When La Prairie Met Cyril Lancelin: When Nature, Science and Beauty Collide
The French artist uses structural sculptures made of geometric shapes to make incursions into space
La Prairie commissioned Cyril Lancelin to create their latest installation, 219 Spheres, made of 26 columns of golden steel spheres. By interacting with the artwork, the viewer experiences volumes and colour.
“The repeating and aligning spheres evokes perfection and purity. Its surface captures the light in an identical fashion, irrespective of its position. This form transcribes a communion between nature and technology” states Lancelin.
The mathematical poetry and molecular formula for beauty, these spheres appear to emerge from the floor in an ascension, defying gravity. This emergence echoes the very principle of creation itself, an allegory that celebrates life.
Structured with precision, viewers can enter the installation and experience it kinetically. In the reflections of the golden pillars, the image of the viewer rebounds infinitely, provoking the questioning of one’s perspective.
As aesthetic as it is complex, the work resembles the perfect fusion of conceptual and technical thinking. In his works, there is a genuine mastery of space and rhythm inherited from his years of architectural practice.
219 Spheres is magnified by its sense of the essential. Everything seen and unseen is meaningful.
With his structures suspended in space, between void and solid, Lancelin questions the balance of things and the movements that govern all forms of life.
The fundamental motif of 219 Spheres is twofold: the artist aims to capture a moment of beauty while measuring space and time. Time is frozen in the golden reflections of the spheres, creative metaphors for the golden caviar beads from La Prairie’s iconic collection. For La Prairie and the artist, innovation and science are placed in service to elegance.
Cyril Lancelin began his career at an architectural agency. His work constructing virtual 3D models of structures led to his interest in art. Lancelin explains, “My earliest projects were inspired by Japanese traditional and contemporary architecture, with the work of people like Sou Fujimoto and Kazuyo Sejima. I started building fictional architectural creations: houses, where the walls are not solid, but comprising juxtaposed spheres, as with the House Hemi project. This had the effect of creating transparency and interstices within spatial divisions.” Thus, began the shift from the field of architecture to art.
Lancelin comments, “The idea of a transition, of a space that we pass through, is very important to me.” His work is about allowing oneself to be pervaded by the vibrations of colour.

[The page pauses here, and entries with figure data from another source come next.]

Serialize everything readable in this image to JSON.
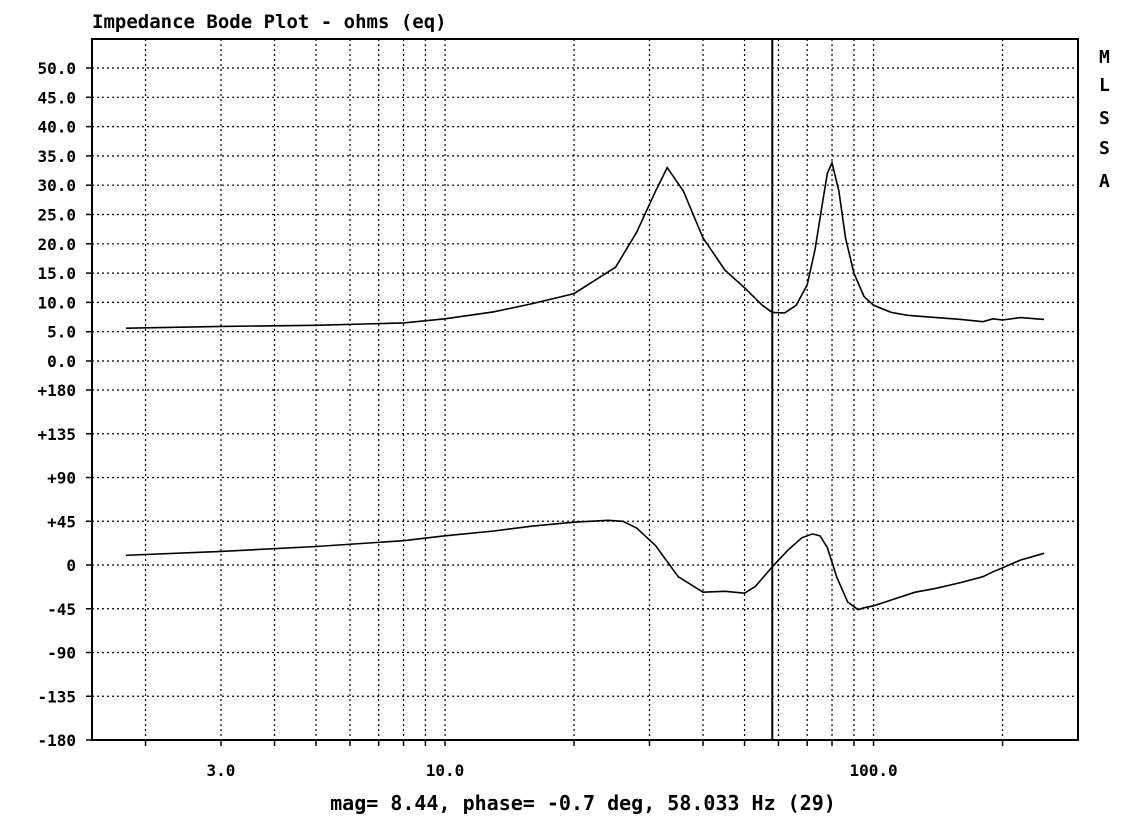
{
  "title": "Impedance Bode Plot - ohms (eq)",
  "side_label": [
    "M",
    "L",
    "S",
    "S",
    "A"
  ],
  "readout": "mag= 8.44, phase= -0.7 deg, 58.033 Hz (29)",
  "chart_data": {
    "type": "line",
    "title": "Impedance Bode Plot - ohms (eq)",
    "x_scale": "log",
    "xlim": [
      1.5,
      300
    ],
    "x_tick_labels": [
      {
        "value": 3.0,
        "label": "3.0"
      },
      {
        "value": 10.0,
        "label": "10.0"
      },
      {
        "value": 100.0,
        "label": "100.0"
      }
    ],
    "grid": true,
    "cursor_hz": 58.033,
    "magnitude": {
      "ylim": [
        0,
        50
      ],
      "y_tick_labels": [
        "50.0",
        "45.0",
        "40.0",
        "35.0",
        "30.0",
        "25.0",
        "20.0",
        "15.0",
        "10.0",
        "5.0",
        "0.0"
      ],
      "x": [
        1.8,
        3,
        5,
        8,
        10,
        13,
        16,
        20,
        25,
        28,
        31,
        33,
        36,
        40,
        45,
        50,
        55,
        58,
        62,
        66,
        70,
        73,
        76,
        78,
        80,
        83,
        86,
        90,
        95,
        100,
        110,
        120,
        140,
        160,
        180,
        190,
        200,
        220,
        250
      ],
      "y": [
        5.6,
        5.9,
        6.1,
        6.5,
        7.2,
        8.4,
        9.8,
        11.5,
        16,
        22,
        29,
        33,
        29,
        21,
        15.5,
        12.5,
        9.5,
        8.3,
        8.2,
        9.5,
        13,
        19,
        27,
        32,
        33.8,
        29,
        21,
        15,
        11,
        9.5,
        8.3,
        7.8,
        7.4,
        7.1,
        6.7,
        7.2,
        7.0,
        7.4,
        7.1
      ]
    },
    "phase": {
      "ylim": [
        -180,
        180
      ],
      "y_tick_labels": [
        "+180",
        "+135",
        "+90",
        "+45",
        "0",
        "-45",
        "-90",
        "-135",
        "-180"
      ],
      "x": [
        1.8,
        3,
        5,
        8,
        10,
        13,
        16,
        20,
        24,
        26,
        28,
        31,
        35,
        40,
        45,
        50,
        53,
        58,
        63,
        68,
        72,
        75,
        78,
        82,
        87,
        92,
        95,
        100,
        110,
        125,
        140,
        160,
        180,
        190,
        200,
        220,
        250
      ],
      "y": [
        10,
        14,
        19,
        25,
        30,
        35,
        40,
        44,
        46,
        45,
        38,
        20,
        -12,
        -28,
        -27,
        -29,
        -22,
        -2,
        15,
        28,
        32,
        30,
        18,
        -12,
        -38,
        -46,
        -44,
        -42,
        -36,
        -28,
        -24,
        -18,
        -12,
        -7,
        -3,
        5,
        12
      ]
    }
  }
}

Among the artist’s geometric vocabulary, spheres are his preferred form. Aligned, stacked, or dispersed, they become extrapolations of atoms. They connect the infinitely small to the infinitely vast, inviting a comparison with molecular structures as much as with the constellations of planets. This lets a whole host of spiritual, philosophical, or technological symbols emerge.
The immersive installation will be exhibited at Village Royal, one of Paris’ most prestigious passageway which reinforces La Prairie’s quest to educate about the importance of art by making it accessible to a wider public.
The public artwork, an immersive artistic exploration of The Emergence of Life, will be revealed at Village Royal from October 23 to November 4, 2020.